Por meio da dança e da música, o espetáculo está diretamente ligado à realidade atual. “Quando escrevi, o país passava por uma crise política e social. Aí, você olha para o Brasil de hoje e percebe que tudo podia piorar. A fim de retropicalizar, mantive a ideia de valorizar a potência artística através de reflexões sobre o mundo em que vivemos. Temos o Remanifesto, que é uma releitura do Manifesto Antropofágico de Oswald de Andrade. O projeto foi escrito em 2015 e a performance foi criada em 2017. No entanto, é mais atual do que quando estreou”, acredita a coreógrafa.
Transformar as angústias em relação à cultura em espetáculo de dança, porém, não é fácil. O processo de criação passa pela observação muito antes de coreógrafo e companhia se lançarem à ação efetiva: “Podemos pensar na raiz da palavra ‘cultura’, que é cultivar, semear, produzir. Em ‘Retrópica’, eu não transformo a cultura em espetáculo de dança. Olho para os movimentos culturais, especialmente para modelos que passam pelo imaginário coletivo. É um trabalho de observação e, através da contemplação clara, transporto para o corpo”, explica”.
Com um olhar apurado e extrema efervescência do tema, o espetáculo esteve presente em três continentes, em salas e festivais de Alemanha, França, Espanha, Moçambique e Uruguai. Segundo Mari Paula, a experiência é interessante, porque não toca em temas de interesse apenas brasileiros, mas fala, também, de empoderamento feminino, narcotraficantes latino-americanos, força de trabalho… “Eu estive em festivais com recorte e público interessado nisso. E o retorno foi interessante, porque temos um ponto em questão, a Latino-América, com todas as suas injustiças”, diz Mari Paula.
A coreógrafa, que vive na Espanha, acredita que as dificuldades enfrentadas pela classe artística no Brasil, sobretudo pelos profissionais ligados à dança, podem incentivar uma maior competitividade, diferentemente do que acontece em países onde até a arte experimental é subvencionada: “Aqui, às vezes, criamos um trabalho mas não conseguimos circular.

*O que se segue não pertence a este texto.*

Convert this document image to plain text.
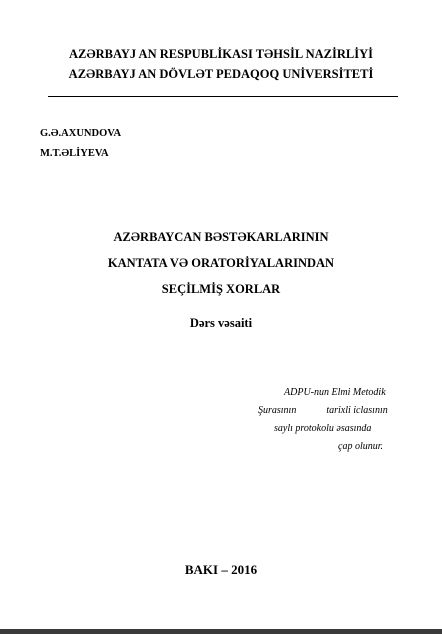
AZƏRBAYJ AN RESPUBLİKASI TƏHSİL NAZİRLİYİ
AZƏRBAYJ AN DÖVLƏT PEDAQOQ UNİVERSİTETİ
G.Ə.AXUNDOVA
M.T.ƏLİYEVA
AZƏRBAYCAN BƏSTƏKARLARININ
KANTATA VƏ ORATORİYALARINDAN
SEÇİLMİŞ XORLAR
Dərs vəsaiti
ADPU-nun Elmi Metodik
Şurasının            tarixli iclasının
saylı protokolu əsasında
çap olunur.
BAKI – 2016
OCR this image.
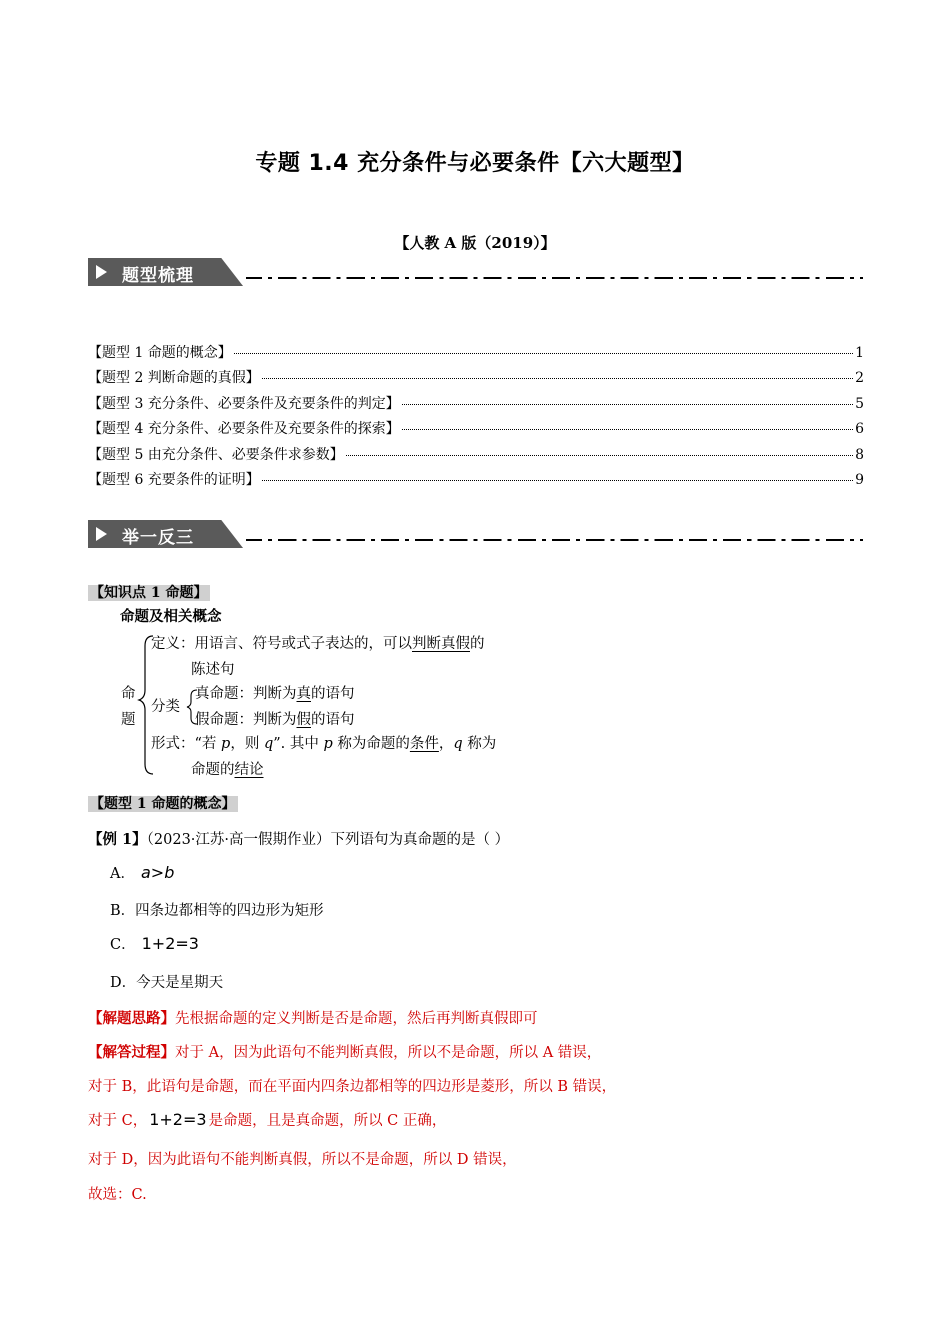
专题 1.4 充分条件与必要条件【六大题型】
【人教 A 版（2019）】
题型梳理
【题型 1 命题的概念】	1
【题型 2 判断命题的真假】	2
【题型 3 充分条件、必要条件及充要条件的判定】	5
【题型 4 充分条件、必要条件及充要条件的探索】	6
【题型 5 由充分条件、必要条件求参数】	8
【题型 6 充要条件的证明】	9
举一反三
【知识点 1 命题】
命题及相关概念
命
题
定义：用语言、符号或式子表达的，可以判断真假的
陈述句
分类
真命题：判断为真的语句
假命题：判断为假的语句
形式：“若 p，则 q”. 其中 p 称为命题的条件，q 称为
命题的结论
【题型 1 命题的概念】
【例 1】（2023·江苏·高一假期作业）下列语句为真命题的是（ ）
A． a>b
B．四条边都相等的四边形为矩形
C． 1+2=3
D．今天是星期天
【解题思路】先根据命题的定义判断是否是命题，然后再判断真假即可
【解答过程】对于 A，因为此语句不能判断真假，所以不是命题，所以 A 错误，
对于 B，此语句是命题，而在平面内四条边都相等的四边形是菱形，所以 B 错误，
对于 C， 1+2=3 是命题，且是真命题，所以 C 正确，
对于 D，因为此语句不能判断真假，所以不是命题，所以 D 错误，
故选：C.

Talvez porque o país seja grande, porque o poder público não se interessa, porque a comunidade não está preparada para determinados trabalhos. Acho que a presença de público dentro das ações artísticas toca numa questão educacional. Diferentemente da Espanha, o Brasil tem pouquíssimos festivais de dança ou salas que programam dança ou que priorizam dança. Mas acredito que aqui temos menos festivais com muita qualidade, enquanto na Espanha há muitos festivais, alguns com muita qualidade, mas outros que deixam a desejar. Às vezes, a facilidade do fazer artístico joga contra os agentes culturais. Como as coisas são tão difíceis, a gente acaba lutando e isso põe muita potência no trabalho brasileiro. Quando o mercado está acomodado porque já tem um governo que sustenta financeiramente determinadas instituições, inclusive teatros alternativos, companhias independentes… as pessoas não têm a faca na boca. Essa é a diferença. Muitas vezes, a dificuldade faz com que a gente se supere”.
A receptividade dos brasileiros, porém, é considerada excelente pela artista. E, segundo ela, o público brasileiro está mais politizado para receber trabalhos como “Devora-te”, sua criação mais recente, em que fala da poluição do planeta e a relação de nossos corpos com o lixo. “É necessário, como performer, investigar e trabalhar fundo na sua proposta. As pessoas podem, entre um trabalho e outro, não gostar esteticamente, não gostar do discurso. Mas quando tem pesquisa e um tempo de investigação, você não tem o que não levar para casa. Acredito muito na força do trabalho. Na dedicação. Na dedicação com relação ao tempo. Todas as coisas necessitam de tempo, quanto mais tempo, mais força terá. Nesse caso foi, voltou, estreou aqui, foi para lá, agora volta diferente, volta com outro olhar, volta com críticas internacionais… Volta conhecendo um circuito que não é tão visceral como o nosso, não é tão político. Isso é real, a dança hoje no Brasil é muito mais política que na Espanha”, analisa.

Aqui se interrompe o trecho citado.